When I noticed the metal ones were being phased out in favor of cardboard boxes, I saved the last metal one I had and just refill it when I run out of band-aids.
Ha, I should have read ALL the way to the end of the thread before posting. :smack:
Back when I had more kitchen space, I kept several of these handy for when I bought three pound bags of frozen blueberries from Costco. Not to store the blueberries in but to hold quart sized Zipper bags open so I could pour the berries in them. Slip an opened bag into the jar and then run the top around the jar’s mouth. Pour the berries in and pull the bag out and seal. I liked having the berries in smaller bags because frost doesn’t build up in them as much as repeatedly opening a bigger bag. Also, the lids of those jars are good for putting under smaller houseplants.
When I get something packaged in thick clear plastic that’s mostly flat, I’ll cut out the flat parts to make templates with for art projects.
I keep my crochet hooks in an eyeglass case. Altoids tins are good for emergency sewing kits. I also keep a couple of tatting shuttles, tatting thread and a tiny pair of scissors in one.
Oh, and I discovered that a five gallon bucket is a good container to stash a 100 foot extension cord in.
Bakery Salinas in Tudela used to sell their star product, mantecadas, in two different sizes of hinged tin cans. They also sold them in cardboard boxes the same size as the smaller can. At one point they got a cardboard box the size of the larger can and phased the cans out, because can prices had risen and they didn’t want to raise theirs.
And then they got customers who’d ask “oh, don’t you have any cans?” “uh no, we’re not selling in cans any more” “really? But I really wanted one!” There were even people who didn’t particularly like the sweets themselves, but would buy a box because they wanted the can. I’ve seen people make someone else a present of the sweets “but I want the can back”.
The cans did come back. One of the antiques sellers who work in Barcelona’s Sants train station is from a town near Tudela; when she goes home she makes sure to get a few cans, as the mantecadas themselves are very popular with her friends and family and the cans “run like water”. I’ve seen her sell one, wait until the customer had moved away, take another one from a pile under the counter and sell this second one while we were still chatting about recipes from Back Home.
Salinas went out of business a few years ago (the sixth generation wasn’t keen on taking up the business), but they sold the recipe to another bakery which still sells them under the original name and, of course, in the original tins. Or cardboard boxes, if you don’t want the can.

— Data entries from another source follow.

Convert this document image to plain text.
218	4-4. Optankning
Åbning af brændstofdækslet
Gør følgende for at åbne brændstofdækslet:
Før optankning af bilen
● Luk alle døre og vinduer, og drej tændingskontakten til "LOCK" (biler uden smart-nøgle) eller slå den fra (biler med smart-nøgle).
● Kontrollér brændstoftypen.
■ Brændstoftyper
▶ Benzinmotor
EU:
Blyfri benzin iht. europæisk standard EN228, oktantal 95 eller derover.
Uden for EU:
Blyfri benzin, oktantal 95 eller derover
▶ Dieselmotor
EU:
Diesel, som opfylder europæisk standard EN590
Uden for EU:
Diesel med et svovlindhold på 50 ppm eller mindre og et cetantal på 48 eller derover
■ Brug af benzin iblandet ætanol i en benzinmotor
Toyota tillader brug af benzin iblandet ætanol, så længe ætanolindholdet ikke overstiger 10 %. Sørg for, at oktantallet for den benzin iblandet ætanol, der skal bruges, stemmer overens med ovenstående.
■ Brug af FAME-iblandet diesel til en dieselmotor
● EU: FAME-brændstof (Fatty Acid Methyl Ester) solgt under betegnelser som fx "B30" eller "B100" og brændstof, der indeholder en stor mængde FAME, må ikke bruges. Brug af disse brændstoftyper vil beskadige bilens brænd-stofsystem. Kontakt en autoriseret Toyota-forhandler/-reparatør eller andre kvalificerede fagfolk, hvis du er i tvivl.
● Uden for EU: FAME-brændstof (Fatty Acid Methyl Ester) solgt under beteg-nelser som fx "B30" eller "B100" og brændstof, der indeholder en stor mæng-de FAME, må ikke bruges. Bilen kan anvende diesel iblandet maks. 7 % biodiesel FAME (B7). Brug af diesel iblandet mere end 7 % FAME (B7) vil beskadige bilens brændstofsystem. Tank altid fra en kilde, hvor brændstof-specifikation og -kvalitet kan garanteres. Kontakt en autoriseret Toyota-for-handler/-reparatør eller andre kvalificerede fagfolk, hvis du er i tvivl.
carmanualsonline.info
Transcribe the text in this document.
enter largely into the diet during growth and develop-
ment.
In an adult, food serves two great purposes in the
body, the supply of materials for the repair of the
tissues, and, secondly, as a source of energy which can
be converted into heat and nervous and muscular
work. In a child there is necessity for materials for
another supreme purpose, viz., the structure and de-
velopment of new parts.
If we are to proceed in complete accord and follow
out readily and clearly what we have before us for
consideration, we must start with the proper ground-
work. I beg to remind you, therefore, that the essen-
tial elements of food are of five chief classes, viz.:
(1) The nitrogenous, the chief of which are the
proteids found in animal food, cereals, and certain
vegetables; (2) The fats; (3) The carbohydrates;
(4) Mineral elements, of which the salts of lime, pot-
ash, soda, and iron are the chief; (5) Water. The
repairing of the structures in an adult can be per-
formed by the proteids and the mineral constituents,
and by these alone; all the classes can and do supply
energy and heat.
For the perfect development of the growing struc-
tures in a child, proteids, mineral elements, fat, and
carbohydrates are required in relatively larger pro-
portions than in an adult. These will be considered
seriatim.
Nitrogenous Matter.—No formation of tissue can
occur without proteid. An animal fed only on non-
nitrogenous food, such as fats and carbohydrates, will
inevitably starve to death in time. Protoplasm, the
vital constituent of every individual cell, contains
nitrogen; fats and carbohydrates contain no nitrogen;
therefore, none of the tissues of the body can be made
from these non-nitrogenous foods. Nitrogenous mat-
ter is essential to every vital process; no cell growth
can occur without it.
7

I can go you one better: as a child, I stored my marbles in an oval tin that had a lid that you pressed into the wide rim with an attached lever for popping the lid off. It had a guy with a sword painted on the side by the name “Cavalier”, which was apparently a brand of cigarette. It was about 3" x 6" for a hundred cigarettes, so I am guessing they must have been stacked double inside.
That is both hilarious and sad. But I suppose if you cut those plastic packages open just right, they could be useful in a street fight.
In the 50s I was always gifted my Grandfather’s pipe tobacco tins. They were round as I recall, but had the same lever you describe.
Altoids tins. You can make almost anything out of them. The Instructables pagesalone are worth the read.
My faithful D & D dice are still in the Crown Royal bag I “acquired” from my Dad’s liquor cabinet.
Kind of packaging, but ammo boxes have a lot of alternate uses as well. The 20mm versions make great saddle bags on a dual sport bike.
Another fan of the deli meat containers getting a 2nd life as food storage. I have not heated anything in them, tho, just storage.
You can reuse ketchup bottles, the squeezable ones with the special top, for any number of your home-made sauces (e.g. BBQ sauce, with the aid of a small funnel).